In short, my preferred approach is based on the Quarto framework, and you can see a step-by-step tutorial here. That’s actually how this very website is built/maintained, which you can find the source code for here. I’ll just touch on some of the steps involved:

1. Install software

I prefer to use RStudio as my IDE for developing my websites, so you’ll also need to install R. Then, you can install Quarto and you’ll have what you need.

2. Store code on GitHub

The source code for the blog should be version controlled and stored in a remote repository. I prefer GitHub. It’s not actually necessary to do this, but creates a much cleaner workflow and promotes better software development practices, as it retains all history to your code changes. As you develop your website locally, you’ll commit and push changes as you get to good stopping points, and GitHub will serve as your website’s source of truth.

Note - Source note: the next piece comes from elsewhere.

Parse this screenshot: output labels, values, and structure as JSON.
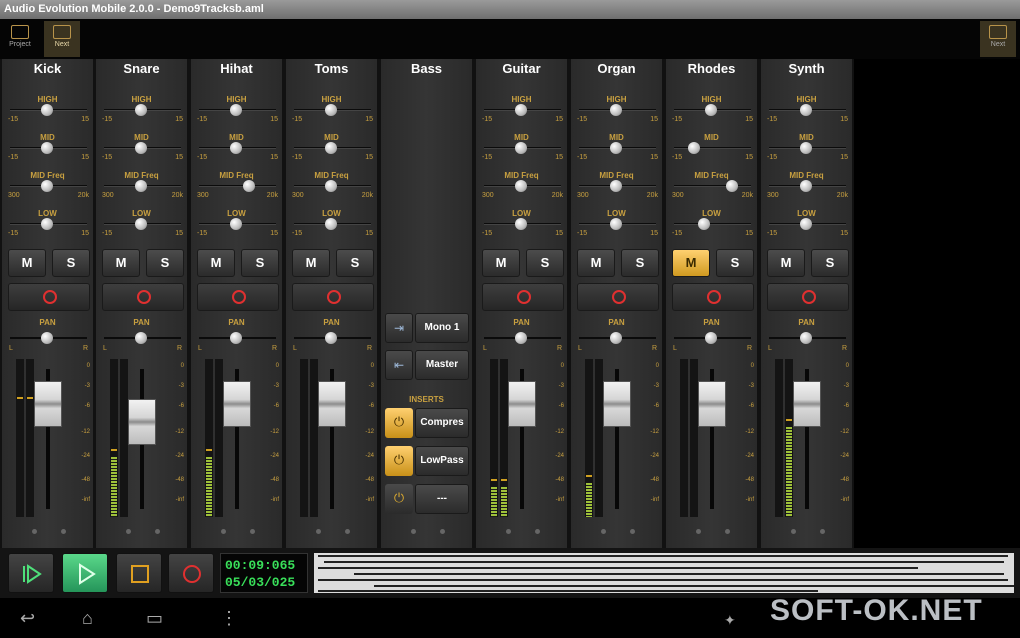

3. Host your site on Netlify

Your code is on GitHub, but you need a server that will actually host the live application. That is where Netlify comes in, where you can host your website for free. To make it very easy, you can configure Netlify to update your website everytime code changes are made to GitHub (#2), automatically. So when I develop my website (like this very blog post), I just commit and push my changes to GitHub (from RStudio) and that will automatically trigger Netlify to grab changes from the repository and update the live website. By default, your website URL will be something like website.netlify.app, but Netlify also has a great domain management system where you can point your website to a custom URL that you own (which you’ll likely have to pay for). Nevertheless, if you don’t mind the default URL, it is completely free.

Get started

My advice is to get your website workflow up and running first: create the local (default) application, push the code to GitHub, configure Netlify to host the website, and, if you choose, set up your custom domain (again, this last part costs money). Then you can start to make tweaks to your website and make sure everything operates as expected for general maintenance. From there, you can then focus on customizing your website in any way you want, and more importantly, developing the actual content for your blog.